On the same machine a game engine re-renders the entire world with thousands or millions of objects with complex computations and interactions from scratch in under 10ms.

> You are confusing "fast" with "fast enough".

I'm not. I'm tired of your "fast enoughs" that cannot reliably render a static web page without consuming more time and about as many resources as a modern video game.

And then hear the idiocy of "it's the most advanced rendering and layout engine" or "string parsing is so much slower than DOM operations" and other claims by people who have no idea what they are talking about.

Edit: your amazing "fast enough" is known to consume 20% of CPU just to display an animated emoji: https://twitter.com/dmitriid/status/1486364312910368769

> To render less than 10k objects on a screen given the current state of hardware? It's an eternity.

When it's so fast that a human being doesn't even perceive it, it's not an "eternity". In fact, it doesn't matter.

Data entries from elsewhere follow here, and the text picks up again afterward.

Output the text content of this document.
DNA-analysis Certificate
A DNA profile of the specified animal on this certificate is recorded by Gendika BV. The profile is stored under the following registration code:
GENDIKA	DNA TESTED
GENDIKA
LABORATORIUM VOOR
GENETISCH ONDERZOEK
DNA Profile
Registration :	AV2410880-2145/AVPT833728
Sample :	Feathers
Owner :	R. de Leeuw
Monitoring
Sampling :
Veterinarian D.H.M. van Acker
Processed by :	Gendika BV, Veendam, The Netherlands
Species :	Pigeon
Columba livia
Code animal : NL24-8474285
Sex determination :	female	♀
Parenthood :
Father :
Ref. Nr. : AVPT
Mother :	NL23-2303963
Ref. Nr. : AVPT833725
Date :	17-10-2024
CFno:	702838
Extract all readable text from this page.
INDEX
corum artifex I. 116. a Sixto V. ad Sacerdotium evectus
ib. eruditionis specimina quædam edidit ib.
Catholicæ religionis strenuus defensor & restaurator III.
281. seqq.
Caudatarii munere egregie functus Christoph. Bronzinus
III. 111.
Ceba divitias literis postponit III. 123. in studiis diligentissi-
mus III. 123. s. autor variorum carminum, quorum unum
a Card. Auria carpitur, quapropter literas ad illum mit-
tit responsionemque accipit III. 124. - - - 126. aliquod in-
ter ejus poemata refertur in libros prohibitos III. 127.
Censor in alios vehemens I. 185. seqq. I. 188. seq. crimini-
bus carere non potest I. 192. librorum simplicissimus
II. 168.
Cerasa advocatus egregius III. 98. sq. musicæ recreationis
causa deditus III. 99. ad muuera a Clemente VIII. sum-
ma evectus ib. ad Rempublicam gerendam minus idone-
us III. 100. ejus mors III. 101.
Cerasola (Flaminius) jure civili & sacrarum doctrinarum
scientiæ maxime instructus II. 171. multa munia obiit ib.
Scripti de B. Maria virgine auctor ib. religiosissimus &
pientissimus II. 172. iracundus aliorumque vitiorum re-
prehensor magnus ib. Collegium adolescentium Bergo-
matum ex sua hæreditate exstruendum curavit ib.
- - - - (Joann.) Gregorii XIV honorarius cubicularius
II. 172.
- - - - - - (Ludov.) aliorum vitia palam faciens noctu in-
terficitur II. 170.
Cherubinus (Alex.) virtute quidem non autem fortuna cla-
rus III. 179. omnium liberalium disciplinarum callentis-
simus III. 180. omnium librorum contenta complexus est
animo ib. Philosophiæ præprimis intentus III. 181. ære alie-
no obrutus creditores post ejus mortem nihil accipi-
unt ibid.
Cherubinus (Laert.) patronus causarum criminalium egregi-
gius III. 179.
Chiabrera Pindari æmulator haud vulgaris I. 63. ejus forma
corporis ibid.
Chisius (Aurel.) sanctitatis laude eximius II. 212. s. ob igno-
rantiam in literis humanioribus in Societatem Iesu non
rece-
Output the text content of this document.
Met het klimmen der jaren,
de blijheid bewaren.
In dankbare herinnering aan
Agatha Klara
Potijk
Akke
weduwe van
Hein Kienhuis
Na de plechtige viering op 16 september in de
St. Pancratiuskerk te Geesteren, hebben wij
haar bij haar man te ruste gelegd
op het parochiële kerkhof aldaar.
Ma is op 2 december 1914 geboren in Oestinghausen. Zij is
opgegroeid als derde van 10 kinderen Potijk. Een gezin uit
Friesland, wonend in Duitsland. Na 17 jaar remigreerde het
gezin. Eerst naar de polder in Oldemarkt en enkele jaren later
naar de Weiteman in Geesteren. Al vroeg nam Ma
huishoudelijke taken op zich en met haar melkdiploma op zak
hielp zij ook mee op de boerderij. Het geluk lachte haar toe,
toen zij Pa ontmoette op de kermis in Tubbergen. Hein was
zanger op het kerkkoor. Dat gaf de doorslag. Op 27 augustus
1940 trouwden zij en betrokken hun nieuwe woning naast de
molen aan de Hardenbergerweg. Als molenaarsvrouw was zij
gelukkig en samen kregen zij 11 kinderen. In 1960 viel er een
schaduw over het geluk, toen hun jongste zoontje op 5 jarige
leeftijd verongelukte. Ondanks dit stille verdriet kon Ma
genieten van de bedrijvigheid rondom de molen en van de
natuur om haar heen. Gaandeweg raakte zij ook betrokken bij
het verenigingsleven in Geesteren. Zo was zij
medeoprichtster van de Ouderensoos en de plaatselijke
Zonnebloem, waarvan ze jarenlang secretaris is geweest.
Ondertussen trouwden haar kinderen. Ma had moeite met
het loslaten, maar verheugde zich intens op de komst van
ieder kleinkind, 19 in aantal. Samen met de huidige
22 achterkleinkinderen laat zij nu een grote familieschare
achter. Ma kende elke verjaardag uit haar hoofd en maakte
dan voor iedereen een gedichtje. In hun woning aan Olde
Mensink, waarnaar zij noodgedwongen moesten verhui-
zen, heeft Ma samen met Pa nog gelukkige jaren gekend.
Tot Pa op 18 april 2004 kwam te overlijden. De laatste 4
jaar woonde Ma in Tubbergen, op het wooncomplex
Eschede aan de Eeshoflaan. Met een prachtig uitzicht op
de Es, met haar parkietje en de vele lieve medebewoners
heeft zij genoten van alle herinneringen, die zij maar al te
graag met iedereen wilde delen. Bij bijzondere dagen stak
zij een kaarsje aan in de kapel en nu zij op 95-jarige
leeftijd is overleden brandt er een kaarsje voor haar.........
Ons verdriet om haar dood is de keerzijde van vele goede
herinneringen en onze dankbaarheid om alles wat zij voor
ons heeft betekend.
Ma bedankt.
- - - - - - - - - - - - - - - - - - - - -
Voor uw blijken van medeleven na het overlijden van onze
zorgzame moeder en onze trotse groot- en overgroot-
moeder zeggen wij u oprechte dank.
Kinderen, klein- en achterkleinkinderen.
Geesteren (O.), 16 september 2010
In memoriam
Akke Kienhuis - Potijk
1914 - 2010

At all.

> I'm tired of your "fast enoughs" that cannot reliably render a static web page without consuming more time and about as many resources as a modern video game.

That's nice, but I'm not sure why I should care what you're "tired of".

I'm old enough to remember rants virtually identical to yours when people first started using C rather than hand-tuned assembly language.

>DOM is efficient >No it's not, here is the data >something something it doesn't matter because it's fast enough.

So you agree that the DOM is slow? Or, by this logic, can I call any terrible code 'efficient', because if I run it on modern hardware it will still be faster than 'good' code run on machines from 20 yrs ago?

But also, it's not like all this inefficiency is free; every millisecond that is spent running inefficient code requires power. Multiply that by trillions of operations computers are doing every day, multiply that by billions of computers worldwide and we end up with waste of resources that literally change the planet. Not to mention the e-waste of all the hardware we force out of the usage "because it's too slow"

Sure. Check out my personal website. https://prettydiff.com/

Just open a bunch of windows and you will get to 10k page elements. The primary window shows the page load time in bold red font. The page load time includes all network calls, all initial script execution, state restoration, and graphical rendering. Total load time should always be around 1 second of which most is visual render. The script execution typically takes about 60ms or so but you can see the complete breakdown in the browser performance tab. The CSS could use a lot of clean up. I pulled all of this code from a browser based OS highly distributed OS I am working on.

Also, on that site you can easily check element count in the console using the following custom DOM methods:

    document.getNodesByType(0).length; // all nodes
    document.getNodesByType(1).length; // all elements
EDIT

I just got to 10000 visible elements on the site and everything still loads in about 850ms, give or take 50ms, on my 7 year old desktop. Base load time for a new user on the same machine is about 550ms, so difference in load time is not significant. The real significance is page repaint on a fully loaded page. Drag and drop of any one window is noticeably slower.